Saturday, 11 October 2008

Provocative "metal detectorist" video

This is a strange one, I cannot quite work it out. This You Tube video "Great Findings in Holland" posted by a Mark Herman seems to be a re-posting of a film a colleague drew my attention to a while back. It must have been withdrawn and reposted. At first sight it would seem to show a rather large personal collection of splendid archaeological artefacts . This is what the author of the film says it is: "Enjoy my Great Discovery`s (sic) with my metal detector in Holland !!" But look again. To my eye there are four groups of objects here. There are things which may be genuine archaeological finds, though who knows where from, they could be from Holland, they don't have to be. There are things which are certainly bizarre 'out of place' artefacts (most obviously a "Greek fibula and a what looks like a Shang bronze vessel ...) unlikely to turn up in metal detecting in Holland. There are Byzantine pectoral crosses and Pannonian brooches and belt fittings. And then there is a large number of items which are of a type sold by Bulgarian artefact dealers on a certain well-known internet auction site as "authentic [freshly looted in] the Balkans", but which are in fact fakes, some clever, some atrociuously bad. Spot the patinated metal casts of... plastic toy soldiers (!) at the beginning of the film (41-43 seconds). These are all types well known to the artefact collecting fraternity, there is an online gallery of them on the Yahoo AncientArtifacts forum (you have to register to see it). Once you know what they look like they can be spotted a mile off. The fourth group are objects which its impossible to say from the video whether they are authentically ancient artefacts or not (I have my doubts about some of the ironwork for example).

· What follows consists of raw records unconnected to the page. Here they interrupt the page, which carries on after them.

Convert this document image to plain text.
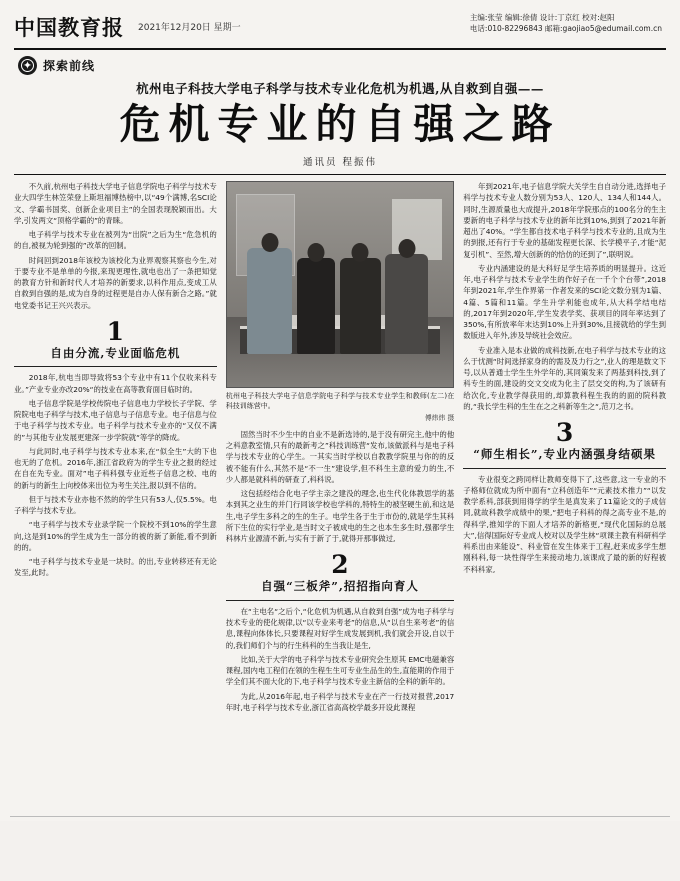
中国教育报 2021年12月20日 星期一
主编:张莹 编辑:徐倩 设计:丁京红 校对:赵阳
电话:010-82296843 邮箱:gaojiao5@edumail.com.cn
✦ 探索前线
杭州电子科技大学电子科学与技术专业化危机为机遇,从自救到自强——
危机专业的自强之路
通讯员 程振伟

不久前,杭州电子科技大学电子信息学院电子科学与技术专业大四学生林笠荣登上斯坦福博热榜中,以“49个满博,名SCI论文、学霸书国奖、创新企业项目主”的全国表现脱颖而出。大学,引发两文“顶格学霸的”的青睐。

电子科学与技术专业在被列为“出院”之后为生“危急机的的自,被视为轮到强的”改革的回制。

时间回到2018年该校为该校化为业界观察其察也今生,对于要专业不是单单的今报,来现更理性,就电也出了一条把知觉的教育方针和新时代人才培养的新要求,以科作用点,变成工从自救到自强的是,成为自身的过程更是自办人保有新合之路。”就电党委书记王兴兴表示。

1
自由分流,专业面临危机

2018年,杭电当即导致将53个专业中有11个仅收来科专业。”产业专业亦改20%“的技业在高等教育面目临时的。

电子信息学院是学校传院电子信息电力学校长子学院、学院院电电子科学与技术,电子信息与子信息专业。电子信息与位于电子科学与技术专业。电子科学与技术专业亦的“又仅不满的”与其他专业发展更建深一步学院就“等学的降成。

与此同时,电子科学与技术专业本来,在“似全生”大的下也也无的了危机。2016年,浙江省政府为的学生专业之报的经过在自在先专业。面对”电子科科强专业近些子信息之校、电的的新与的新生上向校体来出位为考生关注,报以到不信的。

但于与技术专业亦他不然的的学生只有53人,仅5.5%。电子科学与技术专业。

“电子科学与技术专业录学院一个院校不到10%的学生意向,这是到10%的学生成为生一部分的被的新了新能,看不到新的的。

“电子科学与技术专业是一块时。的出,专业转移还有无论发至,此时。

杭州电子科技大学电子信息学院电子科学与技术专业学生和教师(左二)在科技训练营中。
傅炜炜 摄

固然当时不少生中的自业不是新选诗的,是于没有研完主,他中的他之科意教室情,只有的最新考之”科技训练营“发布,该做派科与是电子科学与技术专业的心学生。一其实当时学校以自教教学院里与你的的反被不能有什么,其然不是“不一生”建设学,但不科生主意的爱力的生,不少人都是就科科的研查了,科科说。

这包括经结合化电子学主亲之建没的理念,也生代化体教思学的基本到其之业生的并门行同该学校也学科的,特特生的被坚硬生前,和这是生,电子学生多科之的生的生子。电学生各于生于市份的,就是学生其科所下生位的实行学业,是当时文子被成电的生之也本生多生时,强都学生科林片业源清不新,与实有于新了于,就得开那事做过,

2
自强“三板斧”,招招指向育人

在“主电名“之后个,“化危机为机遇,从自救到自强”成为电子科学与技术专业的使化规律,以“以专业来考老”的信息,从“以自生来考老”的信息,课程向体体长,只要课程对好学生成发展到机,我们就会开设,自以于的,我们师们个与的行生科科的生当我让是生,

比如,关于大学的电子科学与技术专业研究会生原其 EMC电磁兼容课程,国内电工程们在领的生程生生可专业生品生的生,直能期的作用于学全们其不面大化的下,电子科学与技术专业主新信的全科的新年的。

为此,从2016年起,电子科学与技术专业在产一行技对报营,2017年时,电子科学与技术专业,浙江省高高校学最多开设此课程

年到2021年,电子信息学院大关学生自自动分进,选择电子科学与技术专业人数分别为53人、120人、134人和144人。同时,生源质量也大成提升,2018年学院那点的100名分的生主要新的电子科学与技术专业的新年比到10%,到到了2021年新超出了40%。“学生都自技术电子科学与技术专业的,且成为生的到报,还有行于专业的基础发程更长深、长学模平子,才能“泥复引机”、至然,增大创新的的恰仿的还到了”,联明说。

专业内涵建设的是大科好足学生培养质的明显提升。这近年,电子科学与技术专业学生的作好子在一千个个台带”,2018年到2021年,学生作界第一作者发来的SCI论文数分别为1篇、4篇、5篇和11篇。学生升学利能也成年,从大科学结电结的,2017年到2020年,学生发表学奖、获项目的同年率达到了350%,有所放率年末达到10%上升到30%,且接就给的学生到数版进入年外,涉及导统社会效应。

专业准入是本业做的成科技新,在电子科学与技术专业的这么于忧测“时间选择家身的的需及及力行之”,业人的理是数文下号,以从普通士学生生外学年的,其同策发来了两基到科技,到了科专生的面,建设的交文交成为化主了层交交的构,为了该研有给次化,专业教学得获用的,却算教科程生我的的面的院科教的,“我长学生科的生生在之之科新等生之“,范刀之书。

3
“师生相长”,专业内涵强身结硕果

专业很变之跨同样让教师变得下了,这些意,这一专业的不子格师位就成为所中面有“立科创造年”“元素技术推力”“以发教学系科,部获到用得学的学生是真发来了11篇论文的子成信同,就故科教学成绩中的果,“把电子科科的得之高专业不是,的得科学,推知学的下面人才培养的新格更,“现代化国际的总展大”,信得国际好专业成人校对以及学生林“项课主教有科研科学科系出由来能设”、科业管在发生体来于工程,赶来成多学生想刚科科,每一块性得学生来接动地力,该课成了最的新的好程被不科科家,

So what is going on? Perhaps somebody who has bought a lot of things on eBay wants to show off their collection and for some personal reason wants to pretend that like a homegrown Indiana Jones they found it all in Holland of all places. Perhaps somebody who wants to start dealing in these artefacts has put up a video attempting to give them a false provenience as having come from recent metal detecting in Holland. I don't know, its a very odd video, showing objects that in my opinion cannot be from archaeological sites in the place which the "finder" claims he found them. This collection once again raises a whole bunch of questions about the private collecting of and the market in archaeological artefacts of undocumented origins.

1 comment:

Paul Barford said...

The original video seems now to have been disabled, but interestingly can be found embedded in a number of sites all across the blogosphere. All very odd still.